Enemies fly around and shoot at the player. When the player is shot at, the time slows down and a distinctive sound is heard. The player can continue shooting, but it’s a good occasion to dodge or block the shots. The basic enemies simply shoot a few bullets and return back to flying around, but there are harder enemies that alternate between bullet-reflecting mode and shooting mode, shoot rockets that can’t be dodged etc. Later waves contain more enemies and harder enemies, huge swarms of regular enemies tend to be less challenging because their quantity can be reduced simply by shooting in the general direction of the swarm. The player can start with a later wave instead of always starting with the first one, which is boringly easy and awards little points.
Killing enemies awards points and can drop power-ups. Killing several enemies in a row or hitting them in their weak spot awards extra points. Power-ups vary a lot, some give temporary super weapon modes, others create protective shields, then there is one that summons an allied drone, one that creates a magnetic field that traps enemies etc.
The game is mainly about aiming fast at moving enemies, while dodging or blocking their fire. It’s somewhat physically demanding, but not as much as Creed or Beat Saber. Because the player moves only by physically moving around, it doesn’t cause nauseating disagreements between visual input and acceletometers.
The first thing the player sees is the graphics. And this game’s graphics are no candy. Despite a relative simple scene, models are very low poly and materials are basic. There is no dynamic lighting, no normal maps and no other fancy effects readily available with Oculus Quest’s version of GLES. The most advanced graphics that can be seen are particle effects and decals. Oculus Quest’s graphics can certainly render much more demanding stuff. The visual may give a feel of a retro game, but not as retro as Space Invaders.
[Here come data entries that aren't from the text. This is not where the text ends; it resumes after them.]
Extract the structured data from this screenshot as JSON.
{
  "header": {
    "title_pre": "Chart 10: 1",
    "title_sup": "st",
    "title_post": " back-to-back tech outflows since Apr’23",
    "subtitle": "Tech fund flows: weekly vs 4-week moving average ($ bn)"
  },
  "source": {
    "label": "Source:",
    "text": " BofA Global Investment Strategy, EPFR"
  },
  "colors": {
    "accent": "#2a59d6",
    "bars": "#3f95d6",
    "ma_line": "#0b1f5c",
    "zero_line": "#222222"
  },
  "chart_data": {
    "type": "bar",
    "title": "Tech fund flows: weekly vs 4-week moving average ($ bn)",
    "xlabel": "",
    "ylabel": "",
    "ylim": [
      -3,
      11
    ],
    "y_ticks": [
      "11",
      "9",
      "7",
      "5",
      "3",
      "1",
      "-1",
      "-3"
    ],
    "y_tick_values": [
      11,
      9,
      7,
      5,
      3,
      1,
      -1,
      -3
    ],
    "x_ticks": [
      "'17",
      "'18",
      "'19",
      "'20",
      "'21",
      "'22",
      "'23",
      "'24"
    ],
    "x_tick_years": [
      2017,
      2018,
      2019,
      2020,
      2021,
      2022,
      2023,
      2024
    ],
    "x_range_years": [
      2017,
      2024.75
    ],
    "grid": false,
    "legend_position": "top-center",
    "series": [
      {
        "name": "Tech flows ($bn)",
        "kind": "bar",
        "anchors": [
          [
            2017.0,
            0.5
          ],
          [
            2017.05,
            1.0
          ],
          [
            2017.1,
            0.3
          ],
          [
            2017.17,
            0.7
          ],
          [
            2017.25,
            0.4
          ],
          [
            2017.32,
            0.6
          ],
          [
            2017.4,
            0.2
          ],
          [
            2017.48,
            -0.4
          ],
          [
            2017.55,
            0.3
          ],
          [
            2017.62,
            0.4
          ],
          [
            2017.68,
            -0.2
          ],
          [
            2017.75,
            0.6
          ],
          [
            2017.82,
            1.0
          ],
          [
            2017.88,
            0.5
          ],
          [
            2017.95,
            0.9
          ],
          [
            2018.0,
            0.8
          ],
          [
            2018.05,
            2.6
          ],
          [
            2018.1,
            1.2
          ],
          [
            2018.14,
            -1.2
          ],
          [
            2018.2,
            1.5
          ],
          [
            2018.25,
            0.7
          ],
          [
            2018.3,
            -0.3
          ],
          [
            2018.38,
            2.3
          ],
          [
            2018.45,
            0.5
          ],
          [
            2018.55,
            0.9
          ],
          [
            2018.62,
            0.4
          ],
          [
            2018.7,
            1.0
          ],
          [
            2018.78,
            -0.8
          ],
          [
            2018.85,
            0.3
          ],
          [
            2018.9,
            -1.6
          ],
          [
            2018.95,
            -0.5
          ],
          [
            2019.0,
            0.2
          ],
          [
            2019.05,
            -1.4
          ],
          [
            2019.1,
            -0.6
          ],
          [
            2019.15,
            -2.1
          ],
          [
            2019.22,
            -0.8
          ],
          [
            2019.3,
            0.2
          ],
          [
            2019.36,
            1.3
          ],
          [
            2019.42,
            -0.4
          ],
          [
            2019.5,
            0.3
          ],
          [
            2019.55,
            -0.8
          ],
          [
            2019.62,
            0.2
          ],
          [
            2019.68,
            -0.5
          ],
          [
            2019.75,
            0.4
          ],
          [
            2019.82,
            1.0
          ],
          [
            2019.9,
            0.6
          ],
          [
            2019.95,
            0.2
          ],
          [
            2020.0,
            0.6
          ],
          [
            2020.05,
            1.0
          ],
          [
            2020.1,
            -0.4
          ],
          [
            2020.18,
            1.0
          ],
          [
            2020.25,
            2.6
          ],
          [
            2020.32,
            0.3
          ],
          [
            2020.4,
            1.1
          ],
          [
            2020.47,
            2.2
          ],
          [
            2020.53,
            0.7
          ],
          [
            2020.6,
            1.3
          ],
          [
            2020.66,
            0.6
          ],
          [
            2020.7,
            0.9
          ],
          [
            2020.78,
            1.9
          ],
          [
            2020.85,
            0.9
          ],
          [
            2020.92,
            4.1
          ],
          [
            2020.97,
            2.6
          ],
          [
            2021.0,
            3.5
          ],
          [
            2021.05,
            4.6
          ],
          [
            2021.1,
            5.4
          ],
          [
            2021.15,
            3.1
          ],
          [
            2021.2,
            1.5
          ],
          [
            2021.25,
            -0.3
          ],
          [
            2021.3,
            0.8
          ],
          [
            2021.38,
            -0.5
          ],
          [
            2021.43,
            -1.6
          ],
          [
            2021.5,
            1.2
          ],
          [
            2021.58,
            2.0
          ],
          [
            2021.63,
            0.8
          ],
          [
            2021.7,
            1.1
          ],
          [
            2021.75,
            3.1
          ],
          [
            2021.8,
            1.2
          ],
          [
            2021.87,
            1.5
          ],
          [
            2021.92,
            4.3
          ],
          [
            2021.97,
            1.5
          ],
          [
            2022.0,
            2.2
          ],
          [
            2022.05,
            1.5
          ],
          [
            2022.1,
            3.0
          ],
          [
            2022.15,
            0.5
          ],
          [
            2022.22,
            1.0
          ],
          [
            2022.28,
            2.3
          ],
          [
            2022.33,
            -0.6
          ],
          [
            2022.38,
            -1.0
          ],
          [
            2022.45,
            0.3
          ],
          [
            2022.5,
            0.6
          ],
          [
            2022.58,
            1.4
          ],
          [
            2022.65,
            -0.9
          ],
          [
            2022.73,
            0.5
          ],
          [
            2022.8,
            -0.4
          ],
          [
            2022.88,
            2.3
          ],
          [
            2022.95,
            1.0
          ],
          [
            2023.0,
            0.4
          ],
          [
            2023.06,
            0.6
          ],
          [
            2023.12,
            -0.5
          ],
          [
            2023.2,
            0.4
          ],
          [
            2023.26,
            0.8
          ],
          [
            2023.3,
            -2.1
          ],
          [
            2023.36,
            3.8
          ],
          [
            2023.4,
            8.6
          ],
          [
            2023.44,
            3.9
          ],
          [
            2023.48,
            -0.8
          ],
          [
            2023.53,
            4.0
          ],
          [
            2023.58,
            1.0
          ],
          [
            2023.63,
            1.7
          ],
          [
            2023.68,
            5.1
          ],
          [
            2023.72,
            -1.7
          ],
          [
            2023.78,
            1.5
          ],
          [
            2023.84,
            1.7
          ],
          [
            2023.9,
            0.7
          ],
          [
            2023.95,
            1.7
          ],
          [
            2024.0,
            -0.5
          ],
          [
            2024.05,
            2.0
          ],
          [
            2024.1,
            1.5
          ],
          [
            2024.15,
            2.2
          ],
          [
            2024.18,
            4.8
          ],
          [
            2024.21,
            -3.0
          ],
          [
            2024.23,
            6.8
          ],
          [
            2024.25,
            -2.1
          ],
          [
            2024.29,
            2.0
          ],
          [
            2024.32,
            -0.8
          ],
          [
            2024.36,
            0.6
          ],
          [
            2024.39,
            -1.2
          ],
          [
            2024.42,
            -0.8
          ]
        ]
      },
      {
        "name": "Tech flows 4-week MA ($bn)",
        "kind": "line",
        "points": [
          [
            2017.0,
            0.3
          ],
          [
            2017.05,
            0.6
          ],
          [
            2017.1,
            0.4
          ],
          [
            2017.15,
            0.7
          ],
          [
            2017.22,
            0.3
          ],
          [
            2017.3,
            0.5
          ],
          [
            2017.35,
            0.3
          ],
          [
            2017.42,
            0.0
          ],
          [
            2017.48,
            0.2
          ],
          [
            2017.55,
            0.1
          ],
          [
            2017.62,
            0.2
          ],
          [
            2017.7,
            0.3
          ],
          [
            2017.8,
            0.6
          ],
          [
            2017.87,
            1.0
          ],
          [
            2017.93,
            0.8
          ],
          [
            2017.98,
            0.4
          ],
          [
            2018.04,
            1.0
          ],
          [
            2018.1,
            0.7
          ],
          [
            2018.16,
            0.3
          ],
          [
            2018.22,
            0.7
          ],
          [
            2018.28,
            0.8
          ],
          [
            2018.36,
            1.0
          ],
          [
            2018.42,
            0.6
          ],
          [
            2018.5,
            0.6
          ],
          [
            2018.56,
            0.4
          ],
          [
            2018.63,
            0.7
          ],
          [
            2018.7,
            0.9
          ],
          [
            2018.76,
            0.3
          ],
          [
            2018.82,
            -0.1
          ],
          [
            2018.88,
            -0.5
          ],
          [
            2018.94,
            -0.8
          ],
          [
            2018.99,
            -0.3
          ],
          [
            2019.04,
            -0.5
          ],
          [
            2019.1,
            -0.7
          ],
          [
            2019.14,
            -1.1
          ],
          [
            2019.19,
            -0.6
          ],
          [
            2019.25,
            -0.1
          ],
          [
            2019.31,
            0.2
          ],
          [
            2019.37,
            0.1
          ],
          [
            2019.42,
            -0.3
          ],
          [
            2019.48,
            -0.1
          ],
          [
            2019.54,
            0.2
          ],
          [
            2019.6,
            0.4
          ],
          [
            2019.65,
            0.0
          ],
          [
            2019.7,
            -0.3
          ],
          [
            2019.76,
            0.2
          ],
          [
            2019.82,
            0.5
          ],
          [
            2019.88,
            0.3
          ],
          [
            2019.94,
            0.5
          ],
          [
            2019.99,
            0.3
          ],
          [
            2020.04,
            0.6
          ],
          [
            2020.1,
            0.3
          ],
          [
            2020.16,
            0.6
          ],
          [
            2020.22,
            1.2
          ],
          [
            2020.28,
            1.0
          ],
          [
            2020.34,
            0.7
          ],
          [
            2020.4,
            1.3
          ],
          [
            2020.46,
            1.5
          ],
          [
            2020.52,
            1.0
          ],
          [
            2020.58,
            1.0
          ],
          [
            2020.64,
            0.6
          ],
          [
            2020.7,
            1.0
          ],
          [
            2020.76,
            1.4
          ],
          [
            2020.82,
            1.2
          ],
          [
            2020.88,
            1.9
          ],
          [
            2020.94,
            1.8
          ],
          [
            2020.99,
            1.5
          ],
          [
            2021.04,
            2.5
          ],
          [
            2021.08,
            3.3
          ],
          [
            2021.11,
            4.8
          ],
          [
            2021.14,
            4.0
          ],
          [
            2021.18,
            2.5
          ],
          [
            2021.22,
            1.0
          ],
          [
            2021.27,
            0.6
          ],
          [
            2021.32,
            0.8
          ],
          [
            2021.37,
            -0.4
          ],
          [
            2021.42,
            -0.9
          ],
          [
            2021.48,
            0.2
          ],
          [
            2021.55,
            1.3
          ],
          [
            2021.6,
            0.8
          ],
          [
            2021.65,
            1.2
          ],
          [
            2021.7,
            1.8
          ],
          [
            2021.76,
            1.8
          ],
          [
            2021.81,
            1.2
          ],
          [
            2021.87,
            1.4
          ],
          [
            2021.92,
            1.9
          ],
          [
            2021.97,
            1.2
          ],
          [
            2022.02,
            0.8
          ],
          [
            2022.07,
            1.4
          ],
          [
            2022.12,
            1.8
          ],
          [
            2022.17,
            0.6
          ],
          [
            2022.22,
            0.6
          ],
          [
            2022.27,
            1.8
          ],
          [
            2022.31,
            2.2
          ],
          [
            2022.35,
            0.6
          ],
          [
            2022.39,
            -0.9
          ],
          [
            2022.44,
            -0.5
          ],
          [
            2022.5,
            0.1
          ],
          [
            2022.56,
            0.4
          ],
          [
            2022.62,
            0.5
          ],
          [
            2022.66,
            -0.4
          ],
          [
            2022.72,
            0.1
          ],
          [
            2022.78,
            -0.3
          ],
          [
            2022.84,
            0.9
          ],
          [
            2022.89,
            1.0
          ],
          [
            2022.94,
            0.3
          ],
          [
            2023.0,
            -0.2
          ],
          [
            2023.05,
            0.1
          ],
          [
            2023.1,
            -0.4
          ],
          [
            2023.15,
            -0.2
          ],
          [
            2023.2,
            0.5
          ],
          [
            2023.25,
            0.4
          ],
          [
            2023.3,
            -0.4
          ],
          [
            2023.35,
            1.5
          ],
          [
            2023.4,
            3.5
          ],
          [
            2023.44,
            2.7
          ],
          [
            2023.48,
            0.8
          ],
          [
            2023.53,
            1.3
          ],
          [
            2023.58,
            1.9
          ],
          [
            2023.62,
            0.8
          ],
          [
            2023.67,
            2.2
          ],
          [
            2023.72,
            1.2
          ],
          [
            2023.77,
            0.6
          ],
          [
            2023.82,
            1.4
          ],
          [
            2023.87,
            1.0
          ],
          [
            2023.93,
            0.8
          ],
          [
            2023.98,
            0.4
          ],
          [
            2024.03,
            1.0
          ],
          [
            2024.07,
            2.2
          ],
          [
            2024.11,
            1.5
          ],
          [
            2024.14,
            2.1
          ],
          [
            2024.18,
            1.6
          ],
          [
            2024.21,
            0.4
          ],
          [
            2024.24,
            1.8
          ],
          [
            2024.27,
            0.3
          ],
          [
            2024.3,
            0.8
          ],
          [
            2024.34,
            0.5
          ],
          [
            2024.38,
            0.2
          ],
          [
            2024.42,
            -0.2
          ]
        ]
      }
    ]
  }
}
Another quickly coming nasty surprise is the gun’s shape. After getting used to aim intuitively in games like Superhot or Drop Dead, I shot many degrees above the intended direction. There is a menu option where the angle of fire can be adjusted and the upper extremity of the supported range feels almost like in other games.
The game’s plot can hardly be called an excuse plot, it’s more like a justification of its title, because it’s only that the player is training to be a good space pirate. But it doesn’t really feel like the game needs a plot.
The gameplay is the main focus on the game. It’s full of action, demanding skill and after playing for a while also physical fitness. There are no boring cutscenes, just action, action, action, then a few seconds break and then more action as another wave comes. Easier waves can be skipped by starting from a later wave.
Surviving so many enemies with just three lives seems very demanding on attention not to get randomly hit from the back, but I usually lost all lives in one or two waves (the last two waves), when the enemies became too hard for me to handle.
It has good replayability because there are no cutscenes to boringly repeat, the power-ups are random and there are many gun modes to master and use in appropriate situations.
The game’s soundtrack is mostly electronic music and is rather crappy, but it can be turned off in the menu. Absence of music makes the sound that warns about enemy fire easier to notice. Even if the music was good, it would not have had much an effect of the game because of the constant noise of shooting.
So far, I have found no bugs, glitches nor other blunders.
The game follows the style of old games that had to be replayed over and over until the player became skilled enough to complete it. Space Pirate Trainer does this very well. It provides a good variability of play style combined with good replayability. However, its basic graphics and weird aiming angle are too noticeable to be handwaved. My rating is therefore 4/5.